La curiosità, o meglio, le qualità eccellenti di osservatore del savonese lo portano a osservare attentamente e a catalogare tra mangerecci e no i frutti americani. La descrizione è sempre minuta. Michele da Cuneo è anche il primo a descrivere il mais, ma con scarso entusiasmo, perché «non è tropo bono per noi. Ha sapore de gianda»31. Del pari descrive la maniera di fare il pane dalla manioca32, ed è un'altra primizia.

Quanto alla fauna, dagli uccelli ai pesci, agli animali a quattro zampe -come già Colombo è colpito dai cani muti- la descrizione è anch'essa minuta, accurata, entro le sue scarse conoscenze scientifiche. Egli è comunque il primo, come gli riconosce il Gerbi33, a tentare una sia pur grossolana sistemazione della natura delle Indie, così che la sua lettera afferma il primato in questo campo sulle Decadi di Pietro Martire.

Anche l'oro e la sua ricerca sono temi presenti nella relazione del savonese, ma per porre in rilievo la scarsità dei risultati ottenuti. Nonostante ciò, il Da Cuneo deve esser rimasto piuttosto soddisfatto, malgrado tutto, della sua avventura antillana, tanto più che ne era tornato. Da nobile qual'era, e ligure, aveva avuto da Colombo un trattamento particolare; più di una volta l'ammiraglio lo aveva onorato, con regali -ricordiamo la Camballa- o dando nome a promontori e isole34. Non stupisce, perciò, che il savonese ricambiasse lo scopritore di devota ammirazione, che manifesta anche nella sua relazione quando scrive, con orgoglio di campanile: «Ma una cosa voglio io ben che sapiate, che, al mio poco vedere, poi che Genoa è Genoa, non è nato uno omo tanto magnanimo e acuto del facto del navicare como il dicto signor armirante; [...]»35.

Nonostante la meraviglia della natura, Michele da Cuneo costruisce nella sua relazione all'amico Gerolamo Annari soprattutto un «antiparadiso». L'entusiasmo di Colombo è ben lontano: il savonese è spirito più realistico e comunque uomo chiaramente del suo tempo, per il quale l'ordine delle cose, le categorie di giudizio rimangono quelle che sono.
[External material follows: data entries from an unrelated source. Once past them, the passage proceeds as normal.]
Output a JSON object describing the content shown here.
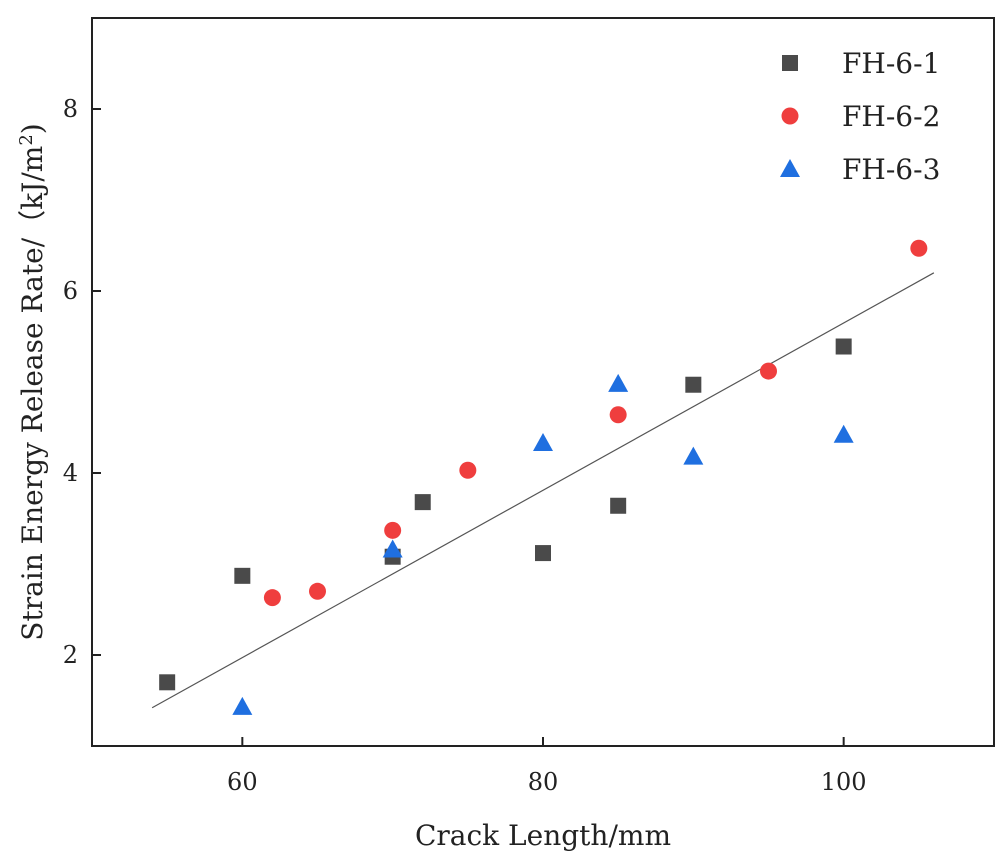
{
  "chart_data": {
    "type": "scatter",
    "title": "",
    "xlabel": "Crack Length/mm",
    "ylabel_prefix": "Strain Energy Release Rate/（kJ/m",
    "ylabel_sup": "2",
    "ylabel_suffix": ")",
    "xlim": [
      50,
      110
    ],
    "ylim": [
      1,
      9
    ],
    "xticks": [
      60,
      80,
      100
    ],
    "yticks": [
      2,
      4,
      6,
      8
    ],
    "grid": false,
    "legend_position": "top-right",
    "series": [
      {
        "name": "FH-6-1",
        "marker": "square",
        "color": "#4a4a4a",
        "points": [
          [
            55,
            1.7
          ],
          [
            60,
            2.87
          ],
          [
            70,
            3.08
          ],
          [
            72,
            3.68
          ],
          [
            80,
            3.12
          ],
          [
            85,
            3.64
          ],
          [
            90,
            4.97
          ],
          [
            100,
            5.39
          ]
        ]
      },
      {
        "name": "FH-6-2",
        "marker": "circle",
        "color": "#ef3e3e",
        "points": [
          [
            62,
            2.63
          ],
          [
            65,
            2.7
          ],
          [
            70,
            3.37
          ],
          [
            75,
            4.03
          ],
          [
            85,
            4.64
          ],
          [
            95,
            5.12
          ],
          [
            105,
            6.47
          ]
        ]
      },
      {
        "name": "FH-6-3",
        "marker": "triangle",
        "color": "#1f6fe0",
        "points": [
          [
            60,
            1.43
          ],
          [
            70,
            3.16
          ],
          [
            80,
            4.33
          ],
          [
            85,
            4.98
          ],
          [
            90,
            4.18
          ],
          [
            100,
            4.42
          ]
        ]
      }
    ],
    "fit_line": {
      "color": "#555555",
      "points": [
        [
          54,
          1.42
        ],
        [
          106,
          6.2
        ]
      ]
    }
  }
}
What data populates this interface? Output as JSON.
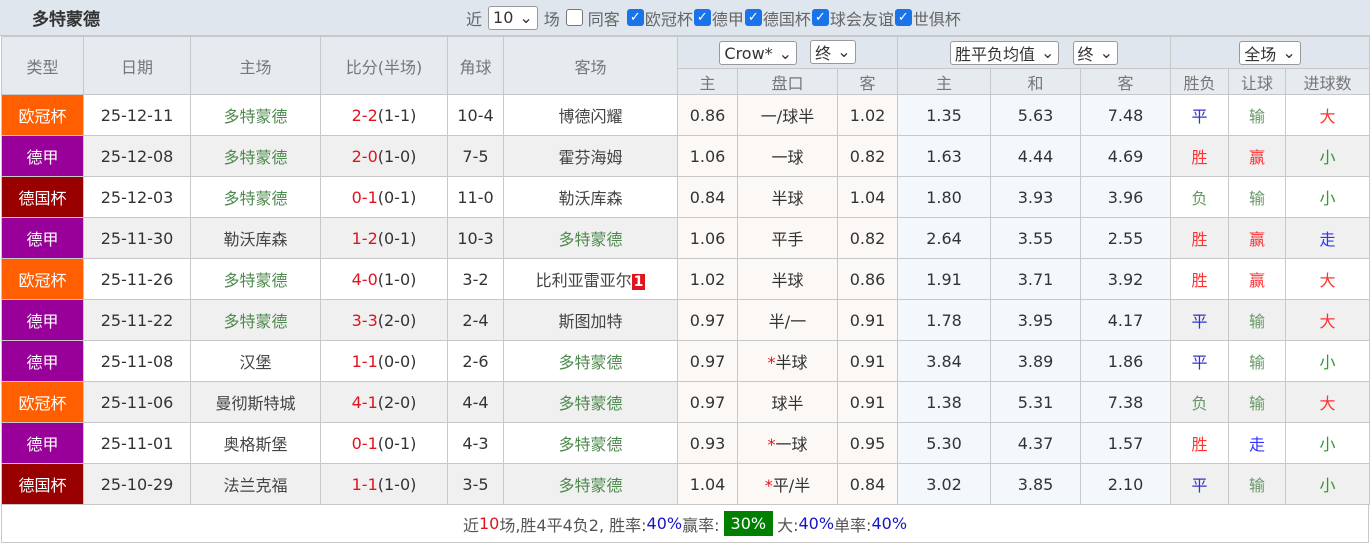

Non spira nella sua lettera la poesia, certo involuntaria, degli scritti colombiani, e tuttavia essa è di stimolante lettura, anche per osservare come l'utopia dello scopritore abbia avuto cortissima vita, e ciò nonostante il continuo risorgere nel tempo. Tra il 1494 -testo del dottor Chanca- e il 1495 -testo del Da Cuneo- l'America, quella fino al momento raggiunta, ossia le Antille, perde i contorni magici della prima visione colombiana e va affermandosi come regno del tenebroso e del deforme, dell'animale. Le basi della polemica che appassionerà, pro o contro, il secolo XVIII stanno già nei primi documenti americani; quelle negative affondano particularmente nella relazione del nobile savonese.